Perhaps your workflow is something like this:

  • you create a branch to work on a feature,
  • you push the branch to detail the work you’ve done for a peer to review,
  • the review is merged,
  • you carry on.

But what do you put in the template for the pull request? Is it the same every time or is it different? What about if the content of the PR is related to something in Trello, Asana, Basecamp, or some other project management system?

That’s where GitHub PR templates come into play.

GitHub PR Templates

You can read all about ’em on the page, but here’s the gist (no pun intended):

It’s hard to solve a problem when important details are missing. Now project maintainers can add templates for Issues and Pull Requests to projects, helping contributors share the right details at the start of a thread

And the idea is simple: We create templates for issues and pull requests for others that provide a level of information that they must fill out before submitting an issue or a pull request.

GitHub PR Templates

This helps us, as maintainers know whatever information it is that we require before looking into it. Further, it may allow us to link to a prior issue, previous ticket, prior anything related to the project.

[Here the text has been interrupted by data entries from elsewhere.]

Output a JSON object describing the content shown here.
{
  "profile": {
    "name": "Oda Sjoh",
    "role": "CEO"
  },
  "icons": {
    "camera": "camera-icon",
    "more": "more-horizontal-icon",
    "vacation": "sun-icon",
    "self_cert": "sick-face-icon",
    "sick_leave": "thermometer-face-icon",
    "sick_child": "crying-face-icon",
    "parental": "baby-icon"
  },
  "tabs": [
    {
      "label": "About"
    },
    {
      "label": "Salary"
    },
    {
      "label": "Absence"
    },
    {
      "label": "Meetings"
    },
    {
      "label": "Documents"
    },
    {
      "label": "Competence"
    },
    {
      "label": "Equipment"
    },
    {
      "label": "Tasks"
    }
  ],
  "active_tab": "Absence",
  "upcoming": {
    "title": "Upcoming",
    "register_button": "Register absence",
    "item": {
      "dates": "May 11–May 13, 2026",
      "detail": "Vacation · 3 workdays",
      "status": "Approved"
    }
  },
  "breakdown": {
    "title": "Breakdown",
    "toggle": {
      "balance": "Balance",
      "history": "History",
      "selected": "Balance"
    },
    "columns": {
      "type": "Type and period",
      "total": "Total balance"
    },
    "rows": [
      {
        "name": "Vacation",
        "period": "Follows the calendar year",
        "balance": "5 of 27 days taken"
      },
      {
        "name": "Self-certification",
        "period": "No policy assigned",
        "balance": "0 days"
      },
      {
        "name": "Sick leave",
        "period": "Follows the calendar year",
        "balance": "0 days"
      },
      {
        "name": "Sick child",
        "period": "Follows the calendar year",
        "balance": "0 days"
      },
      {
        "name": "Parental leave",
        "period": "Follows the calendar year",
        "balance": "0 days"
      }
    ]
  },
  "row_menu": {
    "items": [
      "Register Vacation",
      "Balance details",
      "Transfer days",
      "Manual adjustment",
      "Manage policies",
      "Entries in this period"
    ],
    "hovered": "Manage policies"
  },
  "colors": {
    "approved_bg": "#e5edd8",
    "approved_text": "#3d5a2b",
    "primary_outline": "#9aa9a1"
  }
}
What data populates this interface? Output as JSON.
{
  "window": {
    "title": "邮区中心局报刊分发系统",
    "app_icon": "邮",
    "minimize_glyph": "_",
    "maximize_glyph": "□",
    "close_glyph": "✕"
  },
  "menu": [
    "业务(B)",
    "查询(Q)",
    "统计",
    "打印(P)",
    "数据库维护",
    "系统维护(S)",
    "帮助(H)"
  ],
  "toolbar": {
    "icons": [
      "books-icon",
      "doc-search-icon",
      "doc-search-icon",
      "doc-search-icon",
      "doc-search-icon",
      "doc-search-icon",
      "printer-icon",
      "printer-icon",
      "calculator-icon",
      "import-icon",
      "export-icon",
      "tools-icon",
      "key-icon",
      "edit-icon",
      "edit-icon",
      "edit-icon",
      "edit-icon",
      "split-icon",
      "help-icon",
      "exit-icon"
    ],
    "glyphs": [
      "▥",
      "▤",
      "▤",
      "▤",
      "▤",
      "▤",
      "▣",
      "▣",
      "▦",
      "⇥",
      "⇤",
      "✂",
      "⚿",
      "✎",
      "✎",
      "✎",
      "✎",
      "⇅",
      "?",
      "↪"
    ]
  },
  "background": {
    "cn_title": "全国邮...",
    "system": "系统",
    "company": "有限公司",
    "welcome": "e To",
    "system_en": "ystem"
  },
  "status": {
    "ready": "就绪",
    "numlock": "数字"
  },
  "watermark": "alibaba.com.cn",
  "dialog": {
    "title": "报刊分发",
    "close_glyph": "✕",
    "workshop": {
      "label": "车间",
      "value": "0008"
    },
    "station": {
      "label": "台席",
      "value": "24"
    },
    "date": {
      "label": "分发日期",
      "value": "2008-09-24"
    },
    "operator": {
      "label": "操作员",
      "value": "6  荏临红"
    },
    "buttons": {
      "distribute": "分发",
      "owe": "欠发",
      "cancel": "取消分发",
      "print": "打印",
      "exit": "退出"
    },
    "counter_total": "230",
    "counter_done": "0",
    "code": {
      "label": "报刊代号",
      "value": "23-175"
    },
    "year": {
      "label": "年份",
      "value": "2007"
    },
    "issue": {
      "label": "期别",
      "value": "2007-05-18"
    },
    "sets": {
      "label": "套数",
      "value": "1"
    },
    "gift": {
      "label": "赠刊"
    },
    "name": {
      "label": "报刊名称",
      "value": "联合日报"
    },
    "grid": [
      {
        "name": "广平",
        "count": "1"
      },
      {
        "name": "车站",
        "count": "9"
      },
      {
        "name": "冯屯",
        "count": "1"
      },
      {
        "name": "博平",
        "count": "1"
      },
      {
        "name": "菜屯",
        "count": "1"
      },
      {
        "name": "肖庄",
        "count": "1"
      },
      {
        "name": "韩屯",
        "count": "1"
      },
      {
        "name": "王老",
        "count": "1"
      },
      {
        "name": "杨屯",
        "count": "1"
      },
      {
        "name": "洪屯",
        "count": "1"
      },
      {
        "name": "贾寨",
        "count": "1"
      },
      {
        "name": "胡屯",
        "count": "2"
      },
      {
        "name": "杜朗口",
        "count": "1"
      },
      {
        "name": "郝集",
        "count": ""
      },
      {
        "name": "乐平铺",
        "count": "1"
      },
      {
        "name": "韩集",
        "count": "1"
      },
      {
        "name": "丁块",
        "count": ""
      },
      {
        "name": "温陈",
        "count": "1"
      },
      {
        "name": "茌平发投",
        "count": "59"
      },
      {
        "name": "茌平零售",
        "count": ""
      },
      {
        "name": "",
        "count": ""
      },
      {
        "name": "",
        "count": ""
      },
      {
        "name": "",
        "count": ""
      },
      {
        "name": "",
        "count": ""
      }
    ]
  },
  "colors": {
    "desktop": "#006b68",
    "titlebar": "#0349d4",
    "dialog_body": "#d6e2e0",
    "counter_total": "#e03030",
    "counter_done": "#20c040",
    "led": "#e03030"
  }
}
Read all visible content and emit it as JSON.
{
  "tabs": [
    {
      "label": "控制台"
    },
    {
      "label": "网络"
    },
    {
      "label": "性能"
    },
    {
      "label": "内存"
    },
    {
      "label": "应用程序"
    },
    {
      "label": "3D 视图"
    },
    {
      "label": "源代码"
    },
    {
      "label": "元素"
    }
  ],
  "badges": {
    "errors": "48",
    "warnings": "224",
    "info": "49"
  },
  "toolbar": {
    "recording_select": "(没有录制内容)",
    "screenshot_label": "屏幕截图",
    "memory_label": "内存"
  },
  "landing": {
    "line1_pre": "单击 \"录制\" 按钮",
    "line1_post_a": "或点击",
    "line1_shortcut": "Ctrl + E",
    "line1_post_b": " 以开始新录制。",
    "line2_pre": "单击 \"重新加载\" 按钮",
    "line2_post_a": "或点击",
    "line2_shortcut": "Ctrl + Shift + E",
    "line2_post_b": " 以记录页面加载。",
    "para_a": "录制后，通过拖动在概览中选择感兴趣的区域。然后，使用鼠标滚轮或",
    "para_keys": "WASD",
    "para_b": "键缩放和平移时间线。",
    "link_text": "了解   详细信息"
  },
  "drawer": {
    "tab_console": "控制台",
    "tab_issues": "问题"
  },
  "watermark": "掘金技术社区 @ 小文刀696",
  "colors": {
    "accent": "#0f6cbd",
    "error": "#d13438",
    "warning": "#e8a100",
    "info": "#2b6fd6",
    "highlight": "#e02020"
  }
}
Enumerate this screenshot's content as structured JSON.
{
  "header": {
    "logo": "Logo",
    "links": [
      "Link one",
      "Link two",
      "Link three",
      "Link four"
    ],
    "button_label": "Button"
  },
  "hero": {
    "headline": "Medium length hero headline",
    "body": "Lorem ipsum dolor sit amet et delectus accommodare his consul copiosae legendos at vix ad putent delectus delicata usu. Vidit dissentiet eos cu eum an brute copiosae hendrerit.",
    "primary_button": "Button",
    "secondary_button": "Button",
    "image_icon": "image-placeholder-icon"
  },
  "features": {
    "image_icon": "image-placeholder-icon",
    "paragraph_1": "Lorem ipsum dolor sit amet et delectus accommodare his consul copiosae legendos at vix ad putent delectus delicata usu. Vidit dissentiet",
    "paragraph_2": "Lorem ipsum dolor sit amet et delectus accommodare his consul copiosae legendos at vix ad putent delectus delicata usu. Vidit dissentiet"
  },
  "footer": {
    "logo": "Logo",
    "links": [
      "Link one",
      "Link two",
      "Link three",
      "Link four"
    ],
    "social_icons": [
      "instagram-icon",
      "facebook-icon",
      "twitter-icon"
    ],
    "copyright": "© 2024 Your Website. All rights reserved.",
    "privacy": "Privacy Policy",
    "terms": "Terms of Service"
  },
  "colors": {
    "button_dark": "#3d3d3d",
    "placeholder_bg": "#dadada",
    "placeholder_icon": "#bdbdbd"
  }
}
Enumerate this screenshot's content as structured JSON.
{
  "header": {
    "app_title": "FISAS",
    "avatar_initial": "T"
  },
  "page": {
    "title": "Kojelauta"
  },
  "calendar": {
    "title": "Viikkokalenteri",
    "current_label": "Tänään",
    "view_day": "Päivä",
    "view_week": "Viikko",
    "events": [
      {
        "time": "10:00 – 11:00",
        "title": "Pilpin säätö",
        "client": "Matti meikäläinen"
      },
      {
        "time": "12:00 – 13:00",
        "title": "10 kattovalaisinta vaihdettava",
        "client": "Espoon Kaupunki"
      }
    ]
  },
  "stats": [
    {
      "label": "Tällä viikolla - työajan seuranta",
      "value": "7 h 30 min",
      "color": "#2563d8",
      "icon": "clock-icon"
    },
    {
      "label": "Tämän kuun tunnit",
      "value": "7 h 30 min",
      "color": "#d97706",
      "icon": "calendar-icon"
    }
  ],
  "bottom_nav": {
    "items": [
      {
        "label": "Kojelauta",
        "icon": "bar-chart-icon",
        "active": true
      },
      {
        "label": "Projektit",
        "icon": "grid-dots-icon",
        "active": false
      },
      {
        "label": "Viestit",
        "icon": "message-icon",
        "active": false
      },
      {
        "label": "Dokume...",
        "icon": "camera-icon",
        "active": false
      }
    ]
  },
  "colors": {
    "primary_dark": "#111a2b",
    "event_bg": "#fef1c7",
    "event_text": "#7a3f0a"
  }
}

Case in point, let’s say you’re working on a project and you want to include the following information:

  • a short description of what the PR does so the maintainer doesn’t have to guess,
  • the status of the PR on if it should be ready to be merged or if it’s still in development but ready for some review,
  • a link to the ticket in your project manager to which the PR is relevant.

I’m not saying that this is the information that’s required, but it’s something we’ve used, and I’ve found useful (and it’s nice to see more improvements being made over time).

But How Do We Use This?

The site is pretty clear, but it’s really simple. You need the following files in your project directory or in your project’s .github directory:

  • ISSUE_TEMPLATE
  • PULL_REQUEST_TEMPLATE

Each of these should be markdown files that stub out exactly what it is that you’re looking for your contributors to include whenever they are, y’know, contributing to your project in some way.

And then, whenever a user looks to report an issue or create a pull request, they have prompted with the information from the template.

Nice, isn’t it?

It’s Not Much, But…

You may not think it’s much, but it’s a pretty easy to help improve the quality of the information coming into a project, have your contributors think about what they are putting into the project, and then respond accordingly.

Plus, it helps you and the rest of your team understand what it is that’s about to be reviewed and to prepare for any changes that may come their way when working on these projects.